Declines in real estate capital values caused by aggressive interest rate hikes will continue until at the least the summer of next year, UBS has warned.
In its outlook for European real estate, the Swiss financial services firm said investors ready to deploy capital now should hold off from doing so “for a few months” because property prices do not yet fully reflect higher interest rates.
UBS is predicting that capital values across the globe will bottom out in the second half of 2023, basing its assessment on data from the global financial crisis, which shows that capital values troughed in the fourth quarter of 2009, three quarters after the bottoming-out of global GDP and listed real estate prices.
“We expect modest declines in GDP in the first half of 2023 before growth resumes,” the company said, but it added that a longer adjustment was possible depending on how the economy performed.
UBS is also predicting that attractive buying opportunities will be generated by property owners being forced to accept below-market prices because difficulties in refinancing debt have prompted sales. However, the company added it does not expect large amounts of distress.
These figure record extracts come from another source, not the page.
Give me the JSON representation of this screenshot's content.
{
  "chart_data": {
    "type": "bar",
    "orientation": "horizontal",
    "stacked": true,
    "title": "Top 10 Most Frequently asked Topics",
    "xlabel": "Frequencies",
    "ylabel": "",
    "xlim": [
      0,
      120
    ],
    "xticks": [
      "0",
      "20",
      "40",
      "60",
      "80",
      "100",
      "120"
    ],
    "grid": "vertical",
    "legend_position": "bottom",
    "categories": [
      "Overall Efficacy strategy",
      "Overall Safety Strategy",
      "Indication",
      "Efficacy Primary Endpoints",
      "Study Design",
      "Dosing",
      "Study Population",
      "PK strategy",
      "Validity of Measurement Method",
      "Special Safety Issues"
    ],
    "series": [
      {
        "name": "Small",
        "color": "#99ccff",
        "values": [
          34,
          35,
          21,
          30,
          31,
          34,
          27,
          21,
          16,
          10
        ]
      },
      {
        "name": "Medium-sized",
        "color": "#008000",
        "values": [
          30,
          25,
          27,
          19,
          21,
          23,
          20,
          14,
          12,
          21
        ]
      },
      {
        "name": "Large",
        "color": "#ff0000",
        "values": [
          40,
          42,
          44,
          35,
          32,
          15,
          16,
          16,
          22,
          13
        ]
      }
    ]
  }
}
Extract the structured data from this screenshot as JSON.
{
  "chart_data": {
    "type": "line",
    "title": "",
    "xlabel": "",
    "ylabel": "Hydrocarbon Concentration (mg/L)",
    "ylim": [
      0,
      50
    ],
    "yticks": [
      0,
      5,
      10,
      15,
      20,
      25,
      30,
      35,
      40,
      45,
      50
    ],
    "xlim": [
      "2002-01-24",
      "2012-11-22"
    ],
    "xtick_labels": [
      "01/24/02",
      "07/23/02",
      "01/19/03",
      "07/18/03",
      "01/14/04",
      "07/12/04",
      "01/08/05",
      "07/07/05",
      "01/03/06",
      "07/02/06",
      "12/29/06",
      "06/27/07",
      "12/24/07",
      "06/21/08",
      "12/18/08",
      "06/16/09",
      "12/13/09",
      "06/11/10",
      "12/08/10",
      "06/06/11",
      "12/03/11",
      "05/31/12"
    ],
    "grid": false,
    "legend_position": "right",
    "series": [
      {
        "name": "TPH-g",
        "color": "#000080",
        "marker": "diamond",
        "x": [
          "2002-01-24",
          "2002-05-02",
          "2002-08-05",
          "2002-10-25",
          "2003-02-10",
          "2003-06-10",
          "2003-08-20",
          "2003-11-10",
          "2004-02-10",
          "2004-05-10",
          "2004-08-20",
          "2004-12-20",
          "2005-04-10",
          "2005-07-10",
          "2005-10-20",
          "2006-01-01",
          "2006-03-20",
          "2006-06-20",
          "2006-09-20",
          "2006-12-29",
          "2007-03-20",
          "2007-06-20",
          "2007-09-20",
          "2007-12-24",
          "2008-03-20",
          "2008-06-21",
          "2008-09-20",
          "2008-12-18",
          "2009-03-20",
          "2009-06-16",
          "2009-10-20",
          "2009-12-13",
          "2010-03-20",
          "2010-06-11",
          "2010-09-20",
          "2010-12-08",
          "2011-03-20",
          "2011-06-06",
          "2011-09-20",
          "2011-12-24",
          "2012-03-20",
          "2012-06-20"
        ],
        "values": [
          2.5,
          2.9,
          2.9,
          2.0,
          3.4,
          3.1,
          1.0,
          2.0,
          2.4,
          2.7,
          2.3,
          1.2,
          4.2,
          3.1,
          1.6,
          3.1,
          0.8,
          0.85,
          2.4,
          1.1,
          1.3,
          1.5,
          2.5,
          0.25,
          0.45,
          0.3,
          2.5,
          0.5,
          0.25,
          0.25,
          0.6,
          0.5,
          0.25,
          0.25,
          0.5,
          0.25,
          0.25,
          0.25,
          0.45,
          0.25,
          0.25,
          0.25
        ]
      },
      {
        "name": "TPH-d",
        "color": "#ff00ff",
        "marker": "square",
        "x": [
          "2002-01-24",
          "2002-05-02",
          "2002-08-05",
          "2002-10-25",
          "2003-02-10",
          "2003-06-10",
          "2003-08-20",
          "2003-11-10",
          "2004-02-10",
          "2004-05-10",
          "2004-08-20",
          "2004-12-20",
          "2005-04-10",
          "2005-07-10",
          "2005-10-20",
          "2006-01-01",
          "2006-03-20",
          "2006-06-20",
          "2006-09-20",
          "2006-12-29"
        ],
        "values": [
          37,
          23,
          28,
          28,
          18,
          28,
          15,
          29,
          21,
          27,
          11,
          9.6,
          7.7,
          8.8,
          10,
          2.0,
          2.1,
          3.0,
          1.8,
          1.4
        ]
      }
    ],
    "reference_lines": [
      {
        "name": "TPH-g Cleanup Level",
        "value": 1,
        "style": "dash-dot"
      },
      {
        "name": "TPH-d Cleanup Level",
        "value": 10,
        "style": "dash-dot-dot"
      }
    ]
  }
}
The firm considers assets within the life sciences, student accommodation, cold storage logistics and self-storage sectors to be defensive in the coming months, advising that strong structural drivers that support rental growth will provide the greatest value protection.
It added that low yielding assets with potential for income growth will be well placed to withstand some of the value depreciation from rising rates.
UBS explained: “Risk should define the yield. This means that assets with a higher risk profile will need to adjust to an even higher yield to maintain a risk premium over more core assets. And second, in a period of high inflation, the value of the income of an asset will erode unless it can generate rental growth.”